The Fair Work Amendment (Supporting Australia's Jobs and Economic Recovery) Bill 2020 has been introduced in the Parliament, which proposes to reform the Fair Work Act 2009 (Cth) on, among others, the following topics:

  1. Casual employment

    The Bill attempts to address the uncertainty arising from WorkPac v. Rossato [2020] FCAFC 84 as discussed in Section 2.3 above, by introducing a definition in the Fair Work Act 2009 (Cth). Under the Bill, a worker is a casual employee if, at the time of offer and acceptance of employment, they had “no firm advance commitment to continuing and indefinite work according to an agreed pattern of work.” To determine whether there was such a commitment, regard must be given to a set of considerations, such as whether the employer can elect to offer work and the employee can elect to accept work and whether the person will work only as required. Furthermore, the employers will be required to provide the relevant employees with a Casual Employment Information Statement to explain the casual employment criteria.

    Furthermore, employers will be required to offer a full-time or part-time position to casual employees who have worked for 12 months and during the last 6 months of that period have worked on a regular basis, unless there are reasonable grounds not to offer the position. If a casual employee has been offered a full-time or part-time position and has not refused the offer, the employee then will have a residual right to request the conversion at a later time.

    As an attempt to prevent casual employees from double-dipping in entitlements, the Bill makes it clear that, if the employee is later found to have been a permanent employee, any casual earnings having been paid to the employee will be set off against any claim as a permanent employee.
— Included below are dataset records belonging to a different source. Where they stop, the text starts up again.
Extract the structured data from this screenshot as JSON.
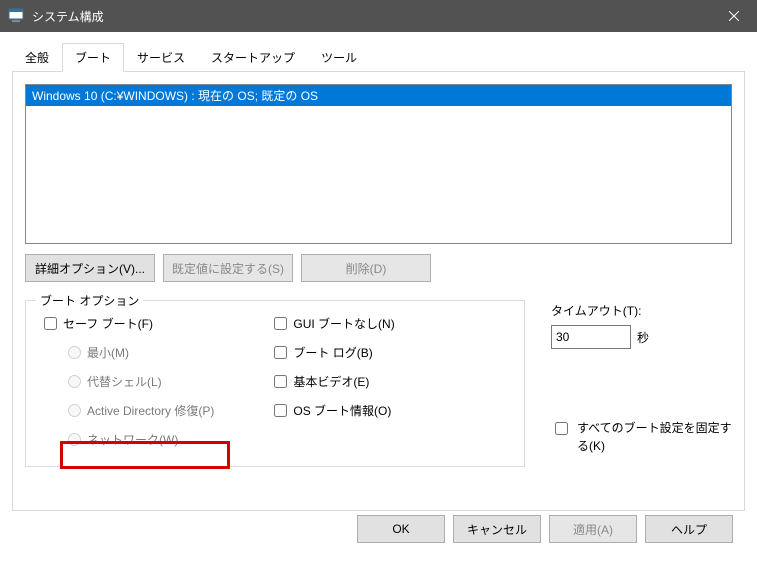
{
  "window": {
    "title": "システム構成"
  },
  "tabs": {
    "general": "全般",
    "boot": "ブート",
    "services": "サービス",
    "startup": "スタートアップ",
    "tools": "ツール"
  },
  "boot_list": {
    "entry": "Windows 10 (C:¥WINDOWS) : 現在の OS; 既定の OS"
  },
  "buttons": {
    "advanced": "詳細オプション(V)...",
    "set_default": "既定値に設定する(S)",
    "delete": "削除(D)"
  },
  "options": {
    "group_label": "ブート オプション",
    "safe_boot": "セーフ ブート(F)",
    "minimal": "最小(M)",
    "alt_shell": "代替シェル(L)",
    "ad_repair": "Active Directory 修復(P)",
    "network": "ネットワーク(W)",
    "no_gui": "GUI ブートなし(N)",
    "boot_log": "ブート ログ(B)",
    "base_video": "基本ビデオ(E)",
    "os_info": "OS ブート情報(O)"
  },
  "timeout": {
    "label": "タイムアウト(T):",
    "value": "30",
    "seconds": "秒",
    "fix_label": "すべてのブート設定を固定する(K)"
  },
  "footer": {
    "ok": "OK",
    "cancel": "キャンセル",
    "apply": "適用(A)",
    "help": "ヘルプ"
  }
}
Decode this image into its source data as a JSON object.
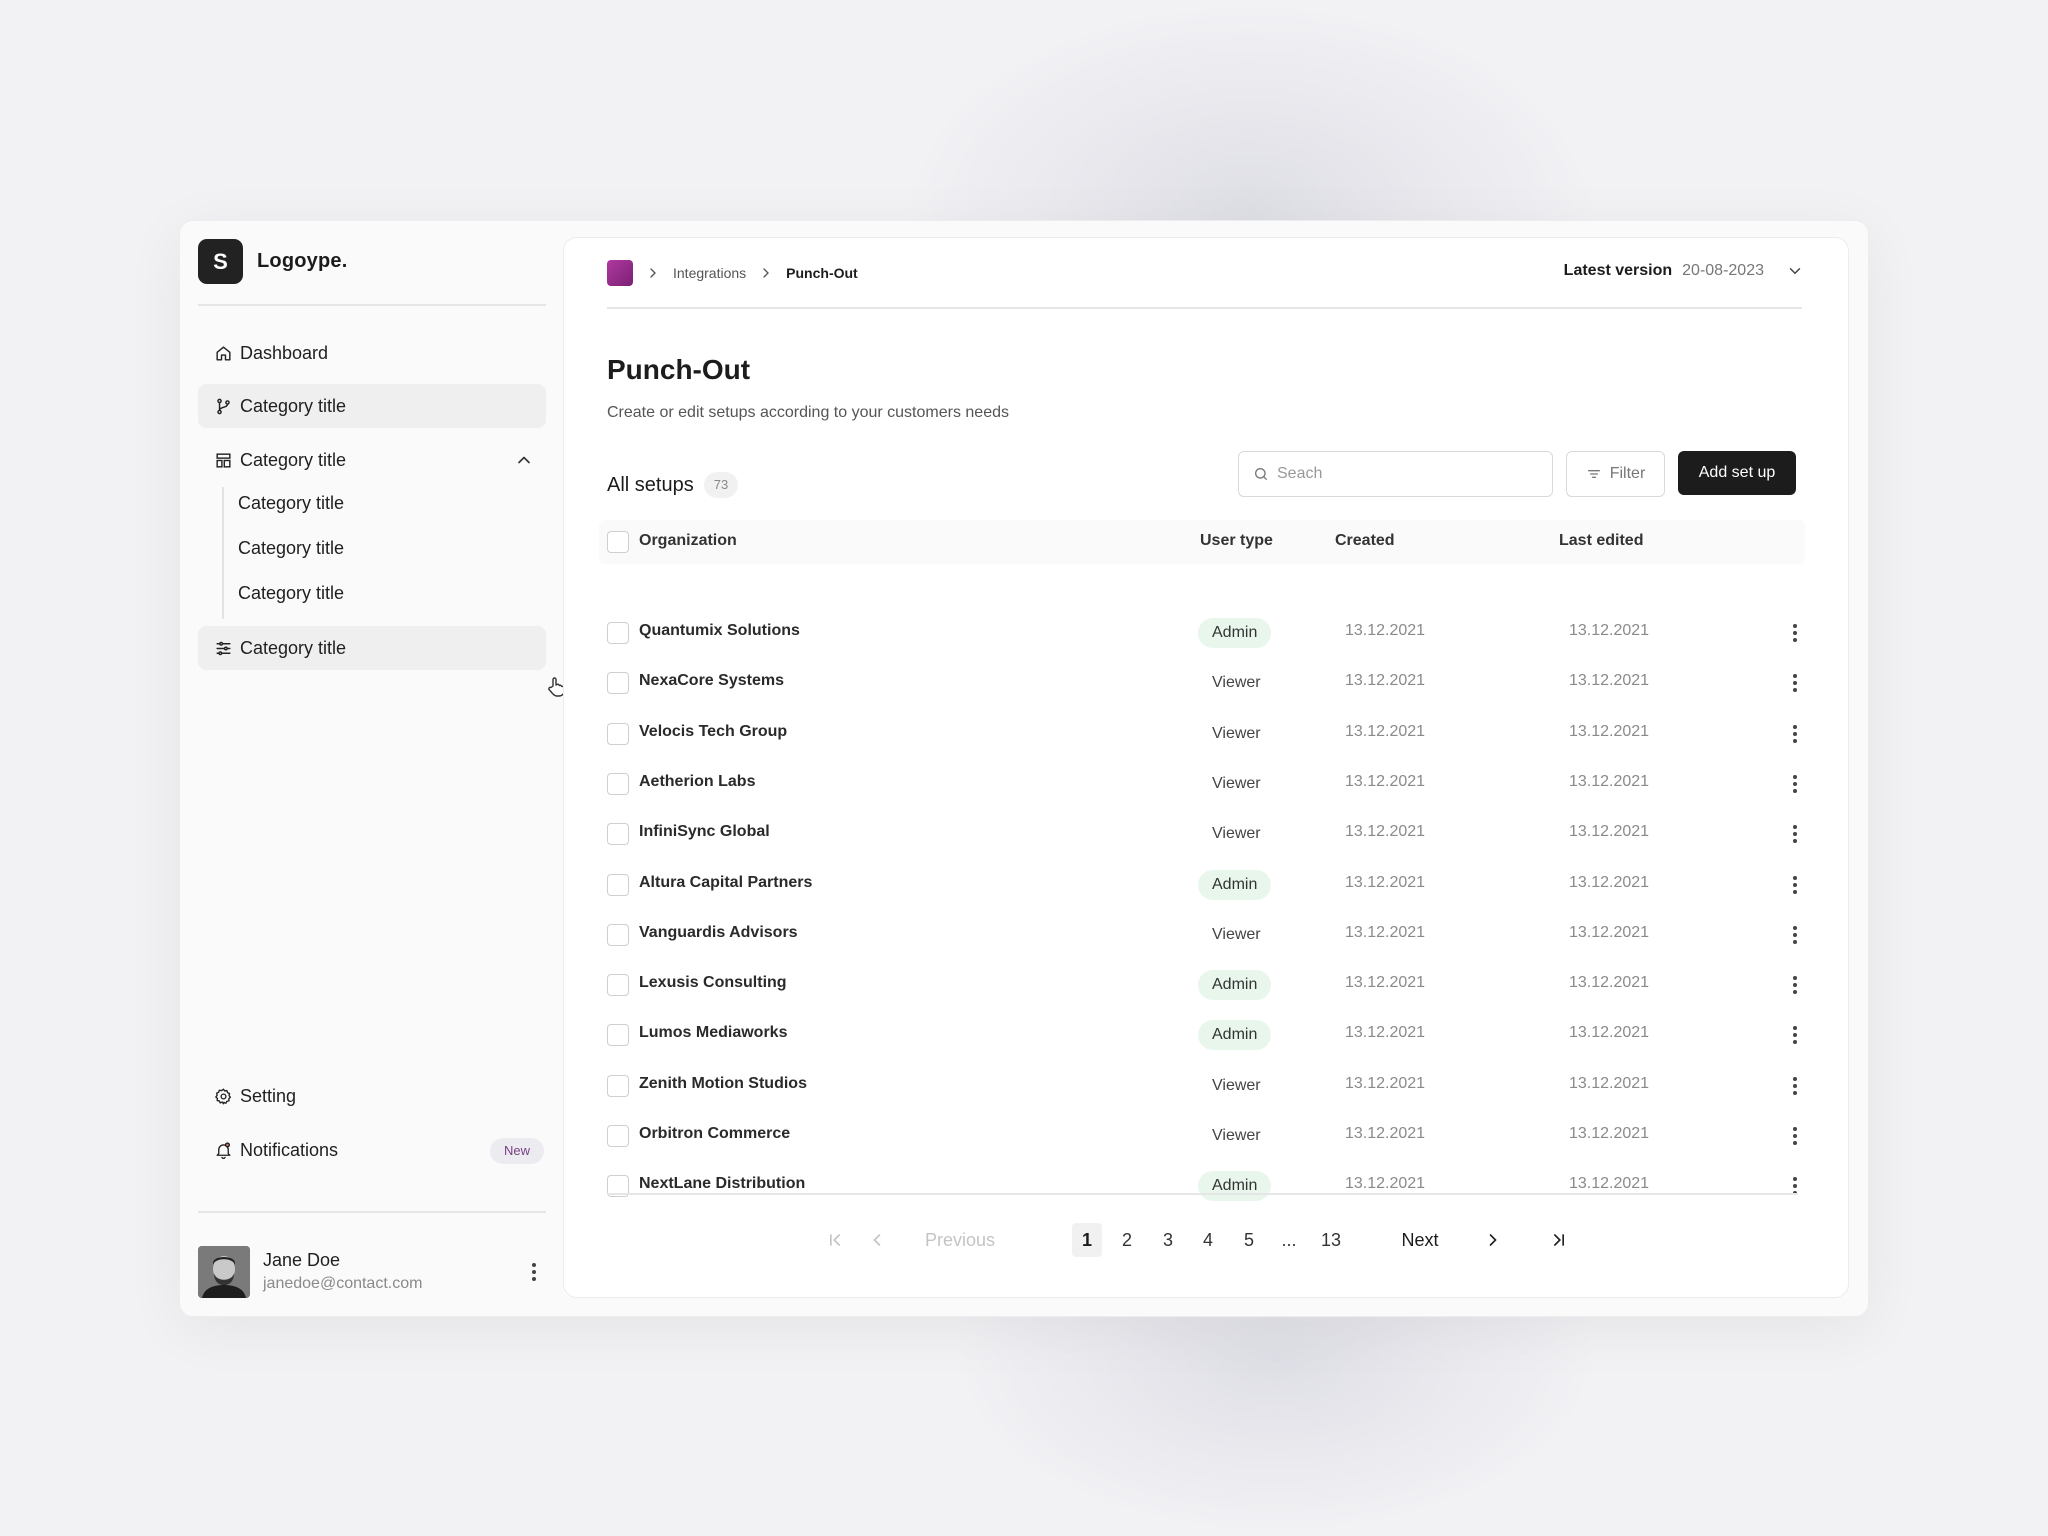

  2. Flexible work arrangements

    As a continuance of the flexible work arrangements facilitated during the COVID-19 pandemic, the Bill allows employers in certain industries (such as retail and hospitality industries) to issue flexible work directions. The restrictions similar to those discussed in Section 7.2 above will apply.

    The Bill also allows employers and part-time employees to agree to work additional hours without overtime rates in the industries mentioned above. To be eligible, the part-time employees must be working at least 16 hours per week and the shift length must be at least 3 hours. Overtime will still be payable if the hours exceed 38 hours per week or otherwise specified in the modern award.

  3. Collective agreements

    Employers may enter into greenfields agreements7 for a term of eight years (the usual term is four years) for new construction projects that are worth AUD 500 million or more, or AUD 250 million for a project of national significance, affording more certainty for major projects.

    Furthermore, a number of amendments are proposed in relation to the enterprise agreement that includes changes to BOOT (Better Off Overall Test) that is a test used by the Fair Work Commission in determining whether to approve enterprise agreements.

  4. Increased penalties

    Civil penalties for contraventions with provisions regarding remuneration will be significantly increased. Furthermore, underpayment will be criminalized, attracting a maximum penalty of four years' imprisonment and/or a fine of up to AUD 5.55 million for corporations.

    Employers are encouraged to follow up closely with the development of the reforms because there may be further changes to the proposed Bill.